Солнце встало совсем недавно и теперь неторопливо тащилось вверх по небу, дабы занять там привычную позицию и показать всем мать Кузьмы.
– Хьюстон! Хьюстон! – послышался требовательный голос, заставивший увальня встрепенуться, выронить бычок и проворно соскочить с насеста. – Хьюстон! Где ты там? Чтоб ты посинел, бездельник! Кто кур будет кормить, а?!
На заднем дворе, широком и просторном, появилась тетя Холли, замечательная – пожилая, даже скорее старая – сухая и жилистая дама с некогда очень красивым, но не утратившем очарования и поныне загорелым лицом, на котором горели живые, чуть выцветшие глаза; впереди нее бежали с кудахтаньем три самые нахальные курицы; тетя Холли, метя плотной юбкой утоптанную землю, надвигалась на нас.

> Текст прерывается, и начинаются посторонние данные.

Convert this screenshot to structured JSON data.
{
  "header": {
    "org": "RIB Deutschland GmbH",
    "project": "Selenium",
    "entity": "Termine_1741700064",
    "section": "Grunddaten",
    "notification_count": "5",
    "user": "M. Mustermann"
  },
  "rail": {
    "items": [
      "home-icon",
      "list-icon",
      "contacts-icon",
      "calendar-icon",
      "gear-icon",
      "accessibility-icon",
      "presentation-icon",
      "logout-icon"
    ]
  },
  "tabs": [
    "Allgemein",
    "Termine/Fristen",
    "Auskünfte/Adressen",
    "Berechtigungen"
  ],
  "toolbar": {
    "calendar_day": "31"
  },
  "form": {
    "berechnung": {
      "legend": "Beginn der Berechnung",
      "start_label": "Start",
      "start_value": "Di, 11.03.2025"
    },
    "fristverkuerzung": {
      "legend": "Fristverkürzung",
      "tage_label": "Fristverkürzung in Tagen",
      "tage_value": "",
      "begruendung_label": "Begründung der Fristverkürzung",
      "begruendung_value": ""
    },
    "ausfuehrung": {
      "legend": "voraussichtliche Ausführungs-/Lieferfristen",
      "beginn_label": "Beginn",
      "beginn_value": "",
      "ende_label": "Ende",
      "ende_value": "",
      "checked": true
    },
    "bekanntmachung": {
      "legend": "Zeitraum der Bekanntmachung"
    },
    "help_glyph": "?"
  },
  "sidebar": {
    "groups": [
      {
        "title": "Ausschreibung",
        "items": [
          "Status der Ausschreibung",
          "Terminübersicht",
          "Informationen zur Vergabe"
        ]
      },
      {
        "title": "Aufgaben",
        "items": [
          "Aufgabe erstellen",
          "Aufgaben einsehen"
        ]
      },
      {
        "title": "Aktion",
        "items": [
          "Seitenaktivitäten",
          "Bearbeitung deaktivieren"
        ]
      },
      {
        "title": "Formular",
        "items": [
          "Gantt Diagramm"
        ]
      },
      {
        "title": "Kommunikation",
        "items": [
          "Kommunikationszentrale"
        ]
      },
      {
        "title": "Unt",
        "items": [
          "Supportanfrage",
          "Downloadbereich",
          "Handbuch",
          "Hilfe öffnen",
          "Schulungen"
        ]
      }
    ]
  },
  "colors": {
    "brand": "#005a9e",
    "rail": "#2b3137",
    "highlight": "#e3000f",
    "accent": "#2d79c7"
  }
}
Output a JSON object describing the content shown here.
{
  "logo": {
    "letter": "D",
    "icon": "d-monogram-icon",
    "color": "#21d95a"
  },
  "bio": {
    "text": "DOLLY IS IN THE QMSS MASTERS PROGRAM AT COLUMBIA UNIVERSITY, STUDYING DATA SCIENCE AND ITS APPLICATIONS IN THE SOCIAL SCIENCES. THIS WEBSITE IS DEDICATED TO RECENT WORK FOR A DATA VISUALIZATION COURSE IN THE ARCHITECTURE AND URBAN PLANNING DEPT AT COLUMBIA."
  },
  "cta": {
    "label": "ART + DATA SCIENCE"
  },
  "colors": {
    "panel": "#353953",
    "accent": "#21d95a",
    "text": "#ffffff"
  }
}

– Хьюстон, видит Бог, я тебе когда-нибудь врежу! Вот так врежу, что вся дурь у тебя из пустой башки разом выскочит! – гневно провозгласила она, поднося к толстому носу означенного Хьюстона сухой кулачок; правда, для этого тете Холли пришлось выпрямиться и даже привстать на цыпочки, ибо бездельник Хьюстон был на две головы ее выше. – Сколько раз говорено: окажи уход животным, а потом уже кури! А ну марш кормить курей, сосунок!!!
Сосунок поспешно удалился резвой иноходью, от которой затряслась ближайшая поленница, а тетя Холли поправила выбившийся из-под чепца седой локон, обернулась ко мне и уперла руки в боки, в опасной близости от рукояток двух «носорогов».
– Никакого сладу с ним нет, с бездельником, – разъяснила она. – Только и знает курить, стрелять да драться. А с кем в нашей глуши можно как следует подраться, скажите?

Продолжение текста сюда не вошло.